I am trying to implement a simple MDN that predicts the parameters of a distribution over a target variable instead of a point value, and then assigns probabilities to discrete bins of the point value. Narrowing down the issue, the code from which the 'None' springs is:
import torch
# params
tte_bins = np.linspace(
start=0,
stop=399,
num=400,
dtype='float32'
).reshape(1, 1, -1)
bins = torch.tensor(tte_bins, dtype=torch.float32)
x_train = np.random.randn(1, 1024, 3)
y_labels = np.random.randint(low=0, high=399, size=(1, 1024))
y_train = np.eye(400)[y_labels]
# data
in_train = torch.tensor(x_train[0:1, :, :], dtype=torch.float)
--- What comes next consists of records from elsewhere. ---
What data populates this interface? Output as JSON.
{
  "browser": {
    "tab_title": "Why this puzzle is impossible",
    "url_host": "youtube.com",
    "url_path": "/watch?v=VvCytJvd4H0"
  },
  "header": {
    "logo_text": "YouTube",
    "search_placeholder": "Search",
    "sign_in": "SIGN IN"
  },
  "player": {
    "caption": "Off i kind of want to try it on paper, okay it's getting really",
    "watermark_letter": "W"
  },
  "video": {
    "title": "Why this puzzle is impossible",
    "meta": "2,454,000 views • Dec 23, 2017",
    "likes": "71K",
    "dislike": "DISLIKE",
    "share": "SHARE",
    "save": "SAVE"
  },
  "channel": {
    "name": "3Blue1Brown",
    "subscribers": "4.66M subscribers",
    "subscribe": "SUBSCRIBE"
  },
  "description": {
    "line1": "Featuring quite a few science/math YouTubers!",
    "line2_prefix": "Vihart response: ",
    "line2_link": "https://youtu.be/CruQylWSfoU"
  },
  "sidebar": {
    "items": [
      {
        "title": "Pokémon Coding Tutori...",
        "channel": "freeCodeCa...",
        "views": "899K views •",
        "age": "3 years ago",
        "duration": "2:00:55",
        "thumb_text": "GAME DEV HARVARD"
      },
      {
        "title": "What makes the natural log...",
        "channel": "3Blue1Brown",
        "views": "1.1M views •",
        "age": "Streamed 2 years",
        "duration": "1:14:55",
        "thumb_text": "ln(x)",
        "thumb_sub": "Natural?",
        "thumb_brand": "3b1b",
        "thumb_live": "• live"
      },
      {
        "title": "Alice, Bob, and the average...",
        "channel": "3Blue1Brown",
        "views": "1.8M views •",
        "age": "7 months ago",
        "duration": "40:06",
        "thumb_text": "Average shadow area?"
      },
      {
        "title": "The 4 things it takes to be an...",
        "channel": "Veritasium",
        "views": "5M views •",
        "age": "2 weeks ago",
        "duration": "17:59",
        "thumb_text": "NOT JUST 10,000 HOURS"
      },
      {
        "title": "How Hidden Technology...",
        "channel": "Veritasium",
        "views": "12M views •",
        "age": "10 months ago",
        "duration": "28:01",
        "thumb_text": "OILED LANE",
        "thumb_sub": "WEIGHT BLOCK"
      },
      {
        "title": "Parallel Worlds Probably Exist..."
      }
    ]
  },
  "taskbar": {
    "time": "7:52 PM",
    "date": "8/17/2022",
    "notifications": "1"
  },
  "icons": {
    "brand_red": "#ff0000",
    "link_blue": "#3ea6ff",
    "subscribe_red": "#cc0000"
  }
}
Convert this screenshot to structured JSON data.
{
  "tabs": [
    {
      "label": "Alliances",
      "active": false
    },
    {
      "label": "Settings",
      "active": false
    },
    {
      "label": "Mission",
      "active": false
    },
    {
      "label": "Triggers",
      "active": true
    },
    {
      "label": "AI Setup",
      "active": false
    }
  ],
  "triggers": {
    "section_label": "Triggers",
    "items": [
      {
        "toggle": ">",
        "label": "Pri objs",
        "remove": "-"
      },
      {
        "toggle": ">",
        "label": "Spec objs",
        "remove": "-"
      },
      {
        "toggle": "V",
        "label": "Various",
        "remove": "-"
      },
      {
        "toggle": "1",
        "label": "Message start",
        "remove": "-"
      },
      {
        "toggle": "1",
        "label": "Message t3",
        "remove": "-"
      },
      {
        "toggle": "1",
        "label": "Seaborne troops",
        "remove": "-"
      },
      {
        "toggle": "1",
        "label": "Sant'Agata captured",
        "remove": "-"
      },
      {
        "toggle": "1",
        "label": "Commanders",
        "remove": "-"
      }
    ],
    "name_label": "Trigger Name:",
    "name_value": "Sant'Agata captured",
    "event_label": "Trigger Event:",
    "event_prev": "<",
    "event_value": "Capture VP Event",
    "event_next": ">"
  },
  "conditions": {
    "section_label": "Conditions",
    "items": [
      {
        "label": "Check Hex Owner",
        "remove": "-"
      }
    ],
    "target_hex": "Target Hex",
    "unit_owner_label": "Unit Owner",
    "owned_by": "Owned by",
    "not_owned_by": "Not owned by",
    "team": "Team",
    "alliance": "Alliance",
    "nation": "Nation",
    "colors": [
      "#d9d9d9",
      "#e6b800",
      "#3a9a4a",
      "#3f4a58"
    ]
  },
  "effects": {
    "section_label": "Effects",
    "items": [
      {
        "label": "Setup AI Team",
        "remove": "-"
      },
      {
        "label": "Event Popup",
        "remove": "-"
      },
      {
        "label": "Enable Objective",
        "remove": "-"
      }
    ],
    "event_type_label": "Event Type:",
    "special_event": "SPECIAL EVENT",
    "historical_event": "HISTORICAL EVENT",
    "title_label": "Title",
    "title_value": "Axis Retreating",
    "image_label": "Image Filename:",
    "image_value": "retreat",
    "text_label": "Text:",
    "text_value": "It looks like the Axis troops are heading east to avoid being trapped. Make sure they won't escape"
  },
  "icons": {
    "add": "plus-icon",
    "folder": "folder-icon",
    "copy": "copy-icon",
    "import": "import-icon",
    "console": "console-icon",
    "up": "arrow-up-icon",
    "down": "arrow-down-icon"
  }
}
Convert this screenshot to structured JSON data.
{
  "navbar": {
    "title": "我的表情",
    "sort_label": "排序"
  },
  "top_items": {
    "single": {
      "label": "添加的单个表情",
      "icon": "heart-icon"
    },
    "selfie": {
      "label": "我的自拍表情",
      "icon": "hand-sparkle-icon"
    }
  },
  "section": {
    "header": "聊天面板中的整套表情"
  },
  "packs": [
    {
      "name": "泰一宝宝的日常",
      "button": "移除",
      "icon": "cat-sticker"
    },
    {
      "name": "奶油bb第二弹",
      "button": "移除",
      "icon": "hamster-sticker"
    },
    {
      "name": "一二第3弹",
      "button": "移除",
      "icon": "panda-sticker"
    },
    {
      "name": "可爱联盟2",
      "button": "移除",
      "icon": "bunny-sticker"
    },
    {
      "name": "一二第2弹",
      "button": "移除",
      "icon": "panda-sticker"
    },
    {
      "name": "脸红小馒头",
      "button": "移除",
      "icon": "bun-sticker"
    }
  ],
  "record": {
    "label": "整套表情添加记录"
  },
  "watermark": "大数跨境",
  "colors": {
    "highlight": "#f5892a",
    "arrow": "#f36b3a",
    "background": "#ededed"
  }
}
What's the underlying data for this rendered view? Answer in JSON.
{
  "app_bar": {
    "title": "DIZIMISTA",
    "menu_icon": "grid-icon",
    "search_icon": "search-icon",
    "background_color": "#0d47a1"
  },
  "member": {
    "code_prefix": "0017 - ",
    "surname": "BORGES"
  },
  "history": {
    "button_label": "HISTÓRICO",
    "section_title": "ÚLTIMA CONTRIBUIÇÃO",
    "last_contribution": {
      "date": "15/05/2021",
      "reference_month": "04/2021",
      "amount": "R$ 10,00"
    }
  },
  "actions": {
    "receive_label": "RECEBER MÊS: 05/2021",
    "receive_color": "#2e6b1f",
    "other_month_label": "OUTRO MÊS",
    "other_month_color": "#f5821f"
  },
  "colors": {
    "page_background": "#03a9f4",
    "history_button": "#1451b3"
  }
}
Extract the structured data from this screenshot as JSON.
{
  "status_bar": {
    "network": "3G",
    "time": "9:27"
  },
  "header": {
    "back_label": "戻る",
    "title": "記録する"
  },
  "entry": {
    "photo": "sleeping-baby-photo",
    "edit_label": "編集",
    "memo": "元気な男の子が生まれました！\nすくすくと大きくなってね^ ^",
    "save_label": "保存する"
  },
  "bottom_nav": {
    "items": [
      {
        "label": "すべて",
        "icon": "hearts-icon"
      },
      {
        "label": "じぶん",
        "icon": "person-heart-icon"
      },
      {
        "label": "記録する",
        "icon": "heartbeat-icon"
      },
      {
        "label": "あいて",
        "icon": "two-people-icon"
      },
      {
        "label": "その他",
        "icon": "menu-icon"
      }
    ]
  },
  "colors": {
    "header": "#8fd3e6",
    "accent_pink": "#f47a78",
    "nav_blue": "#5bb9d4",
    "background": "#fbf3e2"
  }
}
in_train = (in_train - torch.mean(in_train)) / torch.std(in_train)
out_train = torch.tensor(y_train[0:1, :, :], dtype=torch.float)
# model
linear = torch.nn.Linear(in_features=3, out_features=2)
lin = linear(in_train)
preds = torch.exp(lin)
# intermediate values
alpha = torch.clamp(preds[0:1, :, 0:1], 0, 500)
beta = torch.clamp(preds[0:1, :, 1:2], 0, 100)
# probs
p1 = torch.exp(-torch.pow(bins / alpha, beta))
p2 = torch.exp(-torch.pow((bins + 1.0) / alpha, beta))
probs = p1 - p2
# loss
loss = torch.mean(torch.pow(out_train - probs, 2))
# gradients
loss.backward()
for p in linear.parameters():
print(p.grad, 'gradient')
in_train has shape: [1, 1024, 3], out_train has shape: [1, 1024, 400], bins has shape: [1, 1, 400]. All the broadcasting etc.. appears find, the resulting matrices (like alpha/beta/loss) are the right shape and have the right values - there's simply no gradients
edit: added loss.backward()
and x_train/y_train
, now I have nans